Your focus is upper body strength/toning. I find upper body training easy to combine with structured training. After an adaptation period, you won’t get very sore (unless when you switch exercises). Eat, sleep and keep in mind that you don’t have to kill yourself to make progress. Ensure perfect form, and start with the minimum effective dose. Many beginners do way too much volume. Also, I would not turn lifting into metabolic sessions (you get enough of that on the bike).

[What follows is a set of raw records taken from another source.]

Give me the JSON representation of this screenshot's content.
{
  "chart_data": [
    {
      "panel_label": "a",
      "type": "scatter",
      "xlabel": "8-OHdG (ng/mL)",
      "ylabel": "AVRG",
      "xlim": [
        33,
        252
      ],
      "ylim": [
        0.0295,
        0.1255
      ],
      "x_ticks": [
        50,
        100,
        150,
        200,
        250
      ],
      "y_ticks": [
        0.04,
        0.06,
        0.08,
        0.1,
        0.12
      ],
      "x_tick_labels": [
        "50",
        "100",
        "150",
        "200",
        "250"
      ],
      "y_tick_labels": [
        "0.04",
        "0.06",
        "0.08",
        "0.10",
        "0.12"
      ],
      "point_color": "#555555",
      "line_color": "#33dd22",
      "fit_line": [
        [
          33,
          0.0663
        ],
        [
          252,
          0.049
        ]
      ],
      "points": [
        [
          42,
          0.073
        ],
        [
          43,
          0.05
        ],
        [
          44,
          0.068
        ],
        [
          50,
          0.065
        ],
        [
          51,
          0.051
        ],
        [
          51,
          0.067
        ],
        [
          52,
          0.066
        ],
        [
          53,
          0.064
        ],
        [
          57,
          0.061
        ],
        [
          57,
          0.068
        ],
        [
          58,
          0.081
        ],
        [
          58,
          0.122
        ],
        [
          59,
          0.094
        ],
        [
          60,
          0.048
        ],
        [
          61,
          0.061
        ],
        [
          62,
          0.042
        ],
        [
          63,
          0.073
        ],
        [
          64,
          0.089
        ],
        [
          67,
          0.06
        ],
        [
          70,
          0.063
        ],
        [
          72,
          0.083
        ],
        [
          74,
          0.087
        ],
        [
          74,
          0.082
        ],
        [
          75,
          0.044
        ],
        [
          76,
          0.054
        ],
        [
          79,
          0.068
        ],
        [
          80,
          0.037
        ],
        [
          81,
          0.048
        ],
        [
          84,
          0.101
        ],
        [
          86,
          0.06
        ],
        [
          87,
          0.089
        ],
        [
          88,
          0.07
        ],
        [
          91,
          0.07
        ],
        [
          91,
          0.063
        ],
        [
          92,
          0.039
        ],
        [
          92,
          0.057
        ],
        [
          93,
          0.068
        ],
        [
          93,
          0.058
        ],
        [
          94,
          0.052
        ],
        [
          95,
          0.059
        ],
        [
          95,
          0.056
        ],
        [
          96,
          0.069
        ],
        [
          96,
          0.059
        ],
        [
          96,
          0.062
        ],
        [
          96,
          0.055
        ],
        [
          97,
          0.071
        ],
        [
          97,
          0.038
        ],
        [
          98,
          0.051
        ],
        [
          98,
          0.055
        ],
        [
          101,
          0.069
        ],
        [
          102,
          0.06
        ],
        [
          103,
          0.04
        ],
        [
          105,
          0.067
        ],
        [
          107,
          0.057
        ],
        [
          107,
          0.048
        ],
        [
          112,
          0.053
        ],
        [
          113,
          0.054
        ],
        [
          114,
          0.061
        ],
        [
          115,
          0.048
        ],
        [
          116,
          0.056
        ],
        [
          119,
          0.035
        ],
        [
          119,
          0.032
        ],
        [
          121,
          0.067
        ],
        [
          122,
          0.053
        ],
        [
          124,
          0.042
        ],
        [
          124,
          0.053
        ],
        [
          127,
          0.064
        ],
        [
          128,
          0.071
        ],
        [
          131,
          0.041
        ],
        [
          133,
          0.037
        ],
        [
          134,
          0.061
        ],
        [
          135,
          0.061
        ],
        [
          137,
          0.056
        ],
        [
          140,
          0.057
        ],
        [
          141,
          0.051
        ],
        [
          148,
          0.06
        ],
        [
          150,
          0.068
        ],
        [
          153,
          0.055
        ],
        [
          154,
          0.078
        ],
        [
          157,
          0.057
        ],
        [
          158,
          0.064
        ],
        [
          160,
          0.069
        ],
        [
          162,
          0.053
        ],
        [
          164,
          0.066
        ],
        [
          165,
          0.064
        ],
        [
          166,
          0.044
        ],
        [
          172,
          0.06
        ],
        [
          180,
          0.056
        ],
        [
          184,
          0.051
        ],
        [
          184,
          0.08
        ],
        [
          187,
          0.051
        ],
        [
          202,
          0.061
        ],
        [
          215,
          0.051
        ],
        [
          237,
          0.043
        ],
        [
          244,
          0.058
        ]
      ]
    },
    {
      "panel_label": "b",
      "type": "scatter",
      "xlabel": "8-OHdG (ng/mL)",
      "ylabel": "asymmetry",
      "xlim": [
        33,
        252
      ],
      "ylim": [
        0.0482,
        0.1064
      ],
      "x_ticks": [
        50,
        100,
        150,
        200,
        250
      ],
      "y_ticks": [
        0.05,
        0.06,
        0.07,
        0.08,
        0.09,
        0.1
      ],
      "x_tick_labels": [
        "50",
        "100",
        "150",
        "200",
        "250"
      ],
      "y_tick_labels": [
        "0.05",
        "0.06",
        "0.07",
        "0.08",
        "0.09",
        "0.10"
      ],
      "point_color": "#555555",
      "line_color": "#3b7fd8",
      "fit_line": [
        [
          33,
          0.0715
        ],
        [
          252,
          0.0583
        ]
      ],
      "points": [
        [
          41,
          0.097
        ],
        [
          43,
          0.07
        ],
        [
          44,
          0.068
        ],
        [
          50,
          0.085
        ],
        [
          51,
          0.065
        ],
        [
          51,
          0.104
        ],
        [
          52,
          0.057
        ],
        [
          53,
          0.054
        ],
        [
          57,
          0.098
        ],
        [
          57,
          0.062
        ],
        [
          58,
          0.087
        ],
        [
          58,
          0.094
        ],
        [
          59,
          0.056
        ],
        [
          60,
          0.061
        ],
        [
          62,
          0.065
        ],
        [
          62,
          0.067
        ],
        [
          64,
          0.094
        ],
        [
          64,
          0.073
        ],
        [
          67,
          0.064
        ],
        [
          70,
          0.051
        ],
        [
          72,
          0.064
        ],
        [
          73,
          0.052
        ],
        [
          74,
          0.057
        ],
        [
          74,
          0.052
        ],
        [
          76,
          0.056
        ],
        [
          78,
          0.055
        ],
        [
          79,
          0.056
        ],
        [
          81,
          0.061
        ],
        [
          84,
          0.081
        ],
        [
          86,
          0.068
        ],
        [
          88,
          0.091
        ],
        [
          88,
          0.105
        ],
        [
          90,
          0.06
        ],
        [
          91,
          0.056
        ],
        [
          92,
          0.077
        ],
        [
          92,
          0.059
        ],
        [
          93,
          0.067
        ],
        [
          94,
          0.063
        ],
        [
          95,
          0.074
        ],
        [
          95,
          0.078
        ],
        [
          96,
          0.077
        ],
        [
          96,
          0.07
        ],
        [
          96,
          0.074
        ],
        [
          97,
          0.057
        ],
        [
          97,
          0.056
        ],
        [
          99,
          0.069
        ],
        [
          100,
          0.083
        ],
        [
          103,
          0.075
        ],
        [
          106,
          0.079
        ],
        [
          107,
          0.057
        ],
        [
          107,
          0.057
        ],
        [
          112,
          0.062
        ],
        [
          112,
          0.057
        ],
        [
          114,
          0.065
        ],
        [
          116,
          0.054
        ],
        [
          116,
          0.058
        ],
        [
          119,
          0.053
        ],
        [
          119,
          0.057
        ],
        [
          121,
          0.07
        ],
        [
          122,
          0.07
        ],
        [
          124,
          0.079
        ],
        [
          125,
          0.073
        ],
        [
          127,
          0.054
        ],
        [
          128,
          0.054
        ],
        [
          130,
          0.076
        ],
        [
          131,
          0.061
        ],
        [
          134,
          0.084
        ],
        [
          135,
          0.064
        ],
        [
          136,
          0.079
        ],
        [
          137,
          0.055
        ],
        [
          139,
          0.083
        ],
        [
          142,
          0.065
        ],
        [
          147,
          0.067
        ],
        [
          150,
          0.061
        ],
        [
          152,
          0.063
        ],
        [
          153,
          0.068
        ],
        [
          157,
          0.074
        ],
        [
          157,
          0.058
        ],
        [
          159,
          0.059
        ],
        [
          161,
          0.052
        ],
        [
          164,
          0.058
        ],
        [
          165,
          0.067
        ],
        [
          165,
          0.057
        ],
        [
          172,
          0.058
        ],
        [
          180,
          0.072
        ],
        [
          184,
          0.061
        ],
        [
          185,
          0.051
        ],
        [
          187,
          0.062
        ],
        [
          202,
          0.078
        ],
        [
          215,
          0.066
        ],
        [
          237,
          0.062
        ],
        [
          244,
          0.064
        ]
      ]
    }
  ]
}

I know the general recommendation is to keep hard days hard, and rest days easy. Personally, I’ve never managed to get my ass to the gym on hard days (also for logistical reasons) and always lift on rest days. It’s not a problem. For lower body, I have accepted that till June I benefit more from cycling than from lifting so I train lower body only once a week, just to preserve strength.
I think most cyclists try to lift too much when they start adding strength training to their cycling routines. If a cyclists hasn’t been strength training, it doesn’t take much to add some strength. For legs, I like to keep my hard days hard and my easy days easy. So, I generally do two hard cycling days per week which would be VO2max intervals or a hard group ride/race…after those workouts I will do a set of Bulgarian split squats with dumbbells and a set of deadlifts. Now, I’m fortunate that I have weights in my basement next to my bike trainer so this is easy to accomplish after my cycling workout, even if separated by a few hours. On my easy days I’ll do some upper body weights and core work. The main point is if cycling is your number one sport, don’t train like a body builder or a power lifter…that’s just not smart.